Pick out the headline below that is not from the satirical news website, The Onion:
“Scientists Find Strong Link Between Male Virility, Wearing Mötley Crüe Denim Jacket”
“Guns Won’t Protect You, Old People, You’re Too Old And Weak”
“New Evidence Suggests Early Humans First Used Fire To Impress Friends”
“More Realistic Meat Substitute Made From Soy Raised In Brutally Cruel Conditions”
“Scientists Slowly Reintroducing Small Group Of Normal, Well-Adjusted Humans Into Society”
If you guessed #2, you probably cheated by Googling it.
Yes, “Guns Won’t Protect You, Old People, You’re Too Old And Weak” was actually an article posted on Gawker.com on March 29. It’s difficult to take seriously; as you read it, you keep expecting a grinning Ashton Kutcher to leap off the screen, telling us we’ve been punked.
Here’s a sampling of the journalistic wit expressed by the author, Hamilton Nolan:
“Can you even find the safety on the handgun you’ve purchased? Probably not very quickly, with your poor eyesight and fingers ravaged by arthritis.”

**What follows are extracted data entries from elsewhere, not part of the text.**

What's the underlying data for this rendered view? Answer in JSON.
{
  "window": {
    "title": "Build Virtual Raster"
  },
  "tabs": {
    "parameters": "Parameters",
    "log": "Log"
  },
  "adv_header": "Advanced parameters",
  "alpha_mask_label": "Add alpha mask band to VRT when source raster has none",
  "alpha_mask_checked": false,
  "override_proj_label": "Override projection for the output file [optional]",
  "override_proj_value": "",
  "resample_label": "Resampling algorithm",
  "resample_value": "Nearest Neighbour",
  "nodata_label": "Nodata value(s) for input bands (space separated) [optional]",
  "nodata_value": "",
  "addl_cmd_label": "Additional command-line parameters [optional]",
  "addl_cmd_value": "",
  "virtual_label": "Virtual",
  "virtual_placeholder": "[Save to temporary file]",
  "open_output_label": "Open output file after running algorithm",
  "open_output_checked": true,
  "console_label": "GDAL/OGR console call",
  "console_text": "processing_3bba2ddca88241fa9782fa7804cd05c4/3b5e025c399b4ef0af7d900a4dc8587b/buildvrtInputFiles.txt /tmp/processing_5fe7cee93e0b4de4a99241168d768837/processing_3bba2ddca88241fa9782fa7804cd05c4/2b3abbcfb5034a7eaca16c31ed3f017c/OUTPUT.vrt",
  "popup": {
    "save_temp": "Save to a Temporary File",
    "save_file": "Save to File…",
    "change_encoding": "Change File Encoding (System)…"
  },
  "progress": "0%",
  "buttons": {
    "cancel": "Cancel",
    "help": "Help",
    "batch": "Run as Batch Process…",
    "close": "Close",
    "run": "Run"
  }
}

“Might as well get yourself a dragon, or a unicorn trained to be your bodyguard. That would help you just as much.”
“Were you to somehow squeeze off a shot in the course of being attacked it’s as likely as not that you’d shoot yourself in the knee replacement as shoot the bad guy.”
“Failing to take your medication is the greatest threat you need to worry about.”
We’ll pause while you recover from your laughing fit. Ready? Wow, that didn’t take long.
Perhaps Nolan, who appears to be 12 years old but writes like a man half his age, thinks he’s the next P.J. O’Rourke. But his recipe for humor leaves a bad taste in your mouth, like it substitutes bile for sugar or something. In his other columns—juvenile, vulgar tirades against union-busting corporations, college kids, Wall Street and speakers at the Women of the World Summit—he’s every bit as funny as your irritating uncle who rants on Facebook.
So, let’s consider, and answer, two possibilities:
He seriously thinks anyone over 60 can’t defend themselves with a gun. To which we answer, Jerry Miculek.
He’s not serious, but he’s mighty impressed with himself. In that case, we’ll let Gawker decide how much his humor is worth—that is, if they have any money left after paying Hulk Hogan $140 million.
However, let’s don’t be too hasty to snarl, “Get off my lawn” and slam the screen door in Norman’s face (Nolan—I meant Nolan). Serious or not, there’s something very familiar about his dismissiveness—like we’ve heard this before.
Reading his full diatribe against our tribal elders, you can hear an echo of every argument of those who would like to restrict the ability of others to defend themselves. They’re all rooted in the same mindset, which takes the form of:
“You’re too (blank) to defend yourself with a gun.”
You’re too old. Or you’re too young. Or too irresponsible. Or too female. Or too weird. Or too PTSD. Too excitable, too redneck, too … something.
Or maybe you’re more familiar with its corollary: “You’re not (blank) enough:” Not rich enough, not famous enough, not trustworthy enough, not police enough, not trained enough, not smart enough, not white enough, not male enough, or not important enough to be entrusted with the responsibility of defending yourself. “Here, you let us have that, and you call us when you need us.”
I have a suggestion: Those who think the right to keep and bear arms should have an expiration date (if they think it should date at all at this age) should take up tennis. When I was 16, I was much leaner, stronger and faster than the 60-year-olds who had been playing all their lives—which made it all the more infuriating when they pounded me. They didn’t move as fast or hit as hard, but they returned everything—one more time than I could.
Let’s pit the young, fast, strong Norman against the wizened tennis-playing retiree and see how he fares. That would be much safer for him than allowing him to square off against one of seniors who regularly make the Armed Citizen column. After all, we don’t want him to get hurt; we just want to teach that young whippersnapper a lesson.